Late Summer Lessons

 

 

August. A month of transition. A month of humid, hazy days, late night thunderstorms,  and the whisper of autumn around the corner.

We’re soaking up every ounce of sunlight we can– dipping our warm bodies into cool lakes and sparkling pools, fanning ourselves on our decks and porches, filling and refilling glasses of lemonade (or something harder, perhaps) brimming with cubes of ice.

It’s a time for deep gratitude. Of listening to cicadas in the dead of night. Of long country drives. Of dining al fresco.

There is beauty and wisdom in August. A gentle reminder to take it all in, and thank summer for its offerings. There’s also a hard lesson to be learned– the lesson of letting go of languid afternoons in exchange for the cooler sunlight of September.

*

On the first weekend of the month, we hiked a trail that was harder than it looked. I had less than adequate shoes for the journey, and had to be cautious with my steps. I knew that I could persevere with what I had, but experience reminded me to be cautious of forest floors: winding roots that jut out of the soil,  sturdy rocks that hide under paths padded with litterfall.

Life.

Last month, I found out that I didn’t get into an artist residency program I had applied for. It seemed perfectly suited for my creative practice of creating mandalas from nature, of listening to silence and sitting in stillness. I convinced myself that I had to get in.

But I didn’t.  I asked myself why it was so imperative that I got in– was it because of the learning, the support, the community of likeminded artists working on their own fascinating projects? Perhaps. Or perhaps it was something else. Perhaps it was validation I was looking for.

Perhaps I needed my wild idea to be validated before I took the risk– before I entered the forest. When I looked up the etymology of the word ‘valid’, I was surprised to read its original meaning: “strong/be strong”.

Be strong indeed.

After the tears, I reminded myself that the idea for my project was fully formed before I knew about the residency. It was born from something more intentional than just a 2-week project proposal.

It is about embodiment, about deepening a practice, deepening a life. It requires bravery, time, courage, space.

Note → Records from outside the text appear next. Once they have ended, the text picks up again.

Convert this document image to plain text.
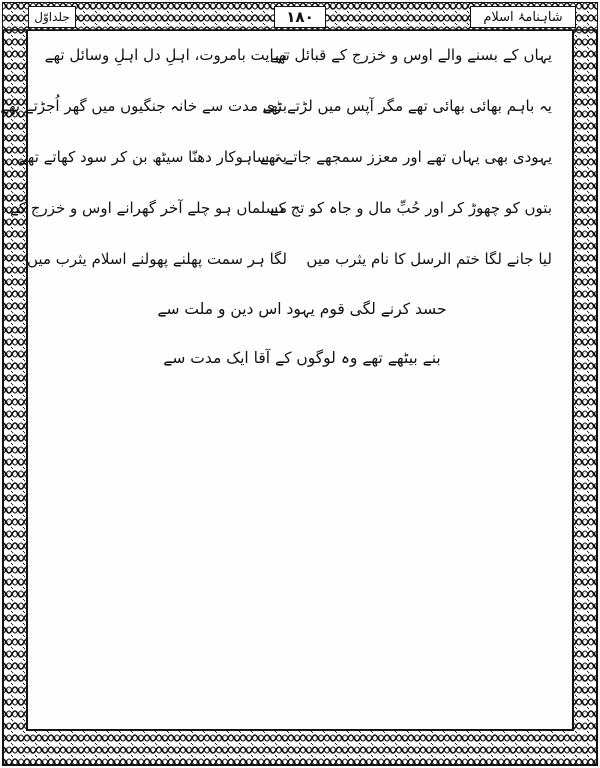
شاہنامۂ اسلام
۱۸۰
جلداوّل
یہاں کے بسنے والے اوس و خزرج کے قبائل تھے
نہایت بامروت، اہلِ دل اہلِ وسائل تھے
یہ باہم بھائی بھائی تھے مگر آپس میں لڑتے تھے
بڑی مدت سے خانہ جنگیوں میں گھر اُجڑتے تھے
یہودی بھی یہاں تھے اور معزز سمجھے جاتے تھے
یہ ساہوکار دھنّا سیٹھ بن کر سود کھاتے تھے
بتوں کو چھوڑ کر اور حُبِّ مال و جاہ کو تج کے
مسلماں ہو چلے آخر گھرانے اوس و خزرج کے
لیا جانے لگا ختم الرسل کا نام یثرب میں
لگا ہر سمت پھلنے پھولنے اسلام یثرب میں
حسد کرنے لگی قوم یہود اس دین و ملت سے
بنے بیٹھے تھے وہ لوگوں کے آقا ایک مدت سے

I know that it has to be carried, regardless of the circumstances.  So I’ve decided that I will write and create from this idea over the next month, as I travel through the East Coast of Canada. I will sit with sunsets, taste the sea salt on my lips, walk the trails and listen to the trees.

Maybe I won’t have the best shoes for the journey, but all I need to do is put one foot in front of the other.